Orhan Atak

17/25 Aralık Kumpası

Orhan Atak

Henüz tarih 12 Ağustos 2013 iken FETÖ’nün tetikçilerinden firari Emre Uslu şöyle bir tweet atıyordu; “Bakan çocuklarının adı yolsuzluklara karışırsa, kim Güler, kim ağlar.” Yaptıkları işleri önceden ima yollu haber vermeyi bir gelenek haline getiren, ezoterizm ve sembolizm paranoyası yaşayan örgüt daha sonra anlaşılacak olan önemli bir kumpasa işaret ediyordu. Daha sonra ayrıntıları ortaya çıkacak olan kumpas planının ön hazırlıklarında çok önemli hukuksuzluklar bulunuyordu. Etki alanlarının artmasını isteyen ve devlet içerisinde devlet kurmuş olan bu hain yapı mevcut hükümetin ihanetlerini farkettiğini anlar anlamaz harekete geçmiş ve birçok ismi sızdıkları yargı ve emniyet camiasındaki klikleri vasıtasıyla sahte dosyalara, sahte isimlerle ekleyerek dinlemişlerdi. Daha sonra kes, kopyala, yapıştır ile üretecekleri sahte tapelerin temellerini bu dinlemeler ile atıyorlardı.
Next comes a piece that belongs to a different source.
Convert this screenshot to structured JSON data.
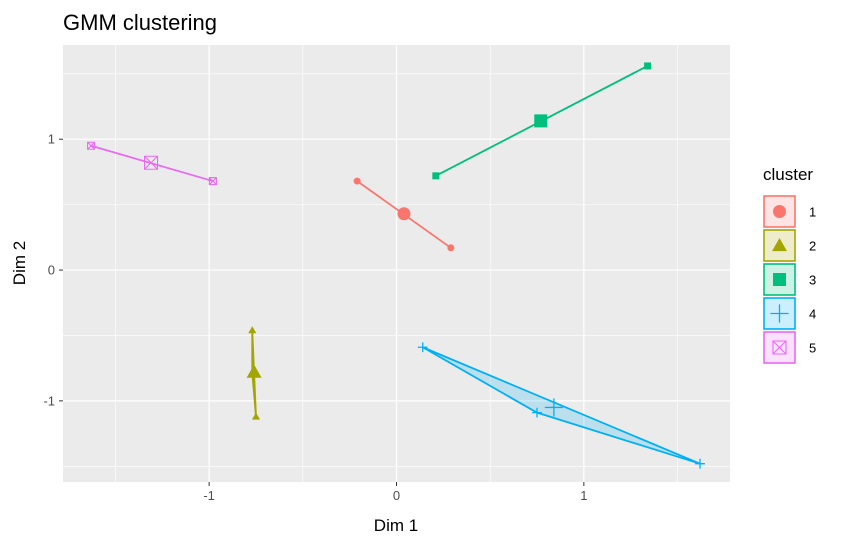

17 Aralık sabahı başlayan kumpas atağına örgütün yargı ayağına sızmış sözde savcıları eliyle başlanıyordu. Dosyalar Ulusal Yargı Ağı Bilişim Sistemi’ne girilmemiş, birbiriyle ilişkisiz dosyalar birleştirilmiş, yasa dışı elde edilen ve montajla istenilen algıyı destekleyen kayıtlar medyaya servis edilerek kanun-hukuk her anlamda çiğnenmişti. FETÖ’cü savcılar mevcut hükümetin bakanlarını hedef alırken aynı zamanda ülkenin en büyük projelerini yapan (havalimanı, otoyol, köprü vs) iş adamlarını da aynı anda hedef alıyorlardı. Birçoğu hakkında yakalama kararı çıkartıldı, mal varlıklarına tedbir konuldu.

Kendilerini gizledikleri, sızdıkları devlet kurumlarında paralel bir yapılanma oluşturan hadsiz örgüt hazırladığı iddianameye Sayın Cumhurbaşkanımız için halihazırda başbakanlığı devam ederken “dönemin başbakanı” yazacak kadar hadsizlerdi ve yaptıkları kumpasın sonucundan eminlerdi. Hedef milli iradeydi! Seçilmiş hükümeti, milletin iradesi ile iktidara gelen Başbakanı ve bakanları yargı kumpası ile düşürmek istiyorlardı. Zira hamilerinden aldıkları emir bu yöndeydi. İplerini tutanlar onları bugünler için beslemiş, büyütmüştü.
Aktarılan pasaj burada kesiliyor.